Das OLG bat die Klägerin mitzuteilen, durch wen sie gesetzlich vertreten wird und setzte ihr eine Frist zur Vorlage der Prozessvollmachten für Rechtsanwalt Dr. W. und die Rechtsanwälte H. Diese übersandten daraufhin eine Fotokopie einer Vollmachtsurkunde vom 14.12.2012 mit der Klägerin sowie deren damaligem Geschäftsführer V. als Vollmachtgebern und Rechtsanwalt Dr. W. und dessen Vater als - einzeln - Bevollmächtigten, die u.a. die Vertretung der Vollmachtgeber gegenüber Behörden, einschließlich Finanzbehörden und Gerichten umfasst, sowie eine Fotokopie einer Vollmachtsurkunde vom 30.9.2020, ausgestellt von Rechtsanwalt Dr. W. als Vertreter der Klägerin, mit der die Rechtsanwälte H. u.a. zur Prozessführung im anhängigen Verfahren bevollmächtigt werden.
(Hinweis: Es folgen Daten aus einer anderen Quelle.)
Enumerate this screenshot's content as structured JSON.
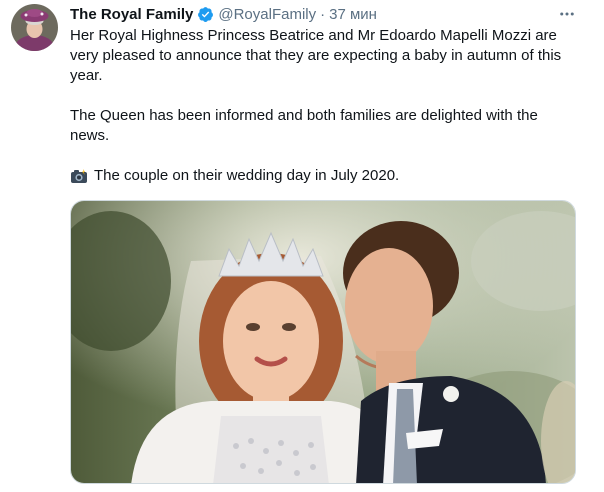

Das OLG ließ daraufhin Rechtsanwalt Dr. W. und die Rechtsanwälte H. unter Fristsetzung für die Beibringung der Genehmigung der Prozessführung gegen Sicherheitsleistung einstweilen zur Prozessführung zu. Das OLG wies u.a. darauf hin, dass die Erteilung wirksamer Prozessvollmachten mit den vorgelegten Schriftstücken nicht habe nachgewiesen werden können. Die - fotokopierte - Urkunde vom 14.12.2012 stelle keine Prozessvollmacht (für Rechtsanwalt Dr. W.) dar, da sie keinen konkreten Rechtsstreit bezeichne und die Führung eines Anwaltsprozesses nicht umfasse. Die Erteilung der Prozessvollmacht für die Rechtsanwälte H. durch Dr. W aufgrund der Generalvollmacht vom 14.12.2012 sei unwirksam, da den Rechtsanwälten H. habe bewusst sein müssen, dass diese Vollmacht von Dr. W. missbraucht worden sei, um einen weiteren, von vornherein aussichtslosen Rechtsstreit gegen die Beklagten auf Kosten der offensichtlich vermögenslosen Klägerin und damit letztlich auch des Prozessgegners zu führen. Nachdem in der Folge Rechtsanwalt Dr. W. lediglich zwei von ihm selbst als "Generalbevollmächtigter" der Klägerin auf die Rechtsanwälte H. ausgestellte Prozessvollmachten im Original übersandt hatte, verwarf das OLG die Berufung nach erneutem Hinweisbeschluss gem. § 522 Abs. 1 ZPO als unzulässig. Eine wirksame Bevollmächtigung gem. § 80 ZPO sei nicht nachgewiesen, die Prozessführung nicht genehmigt und die festgesetzte Sicherheit nicht geleistet worden. Hiergegen wendet sich die Klägerin mit der Rechtsbeschwerde.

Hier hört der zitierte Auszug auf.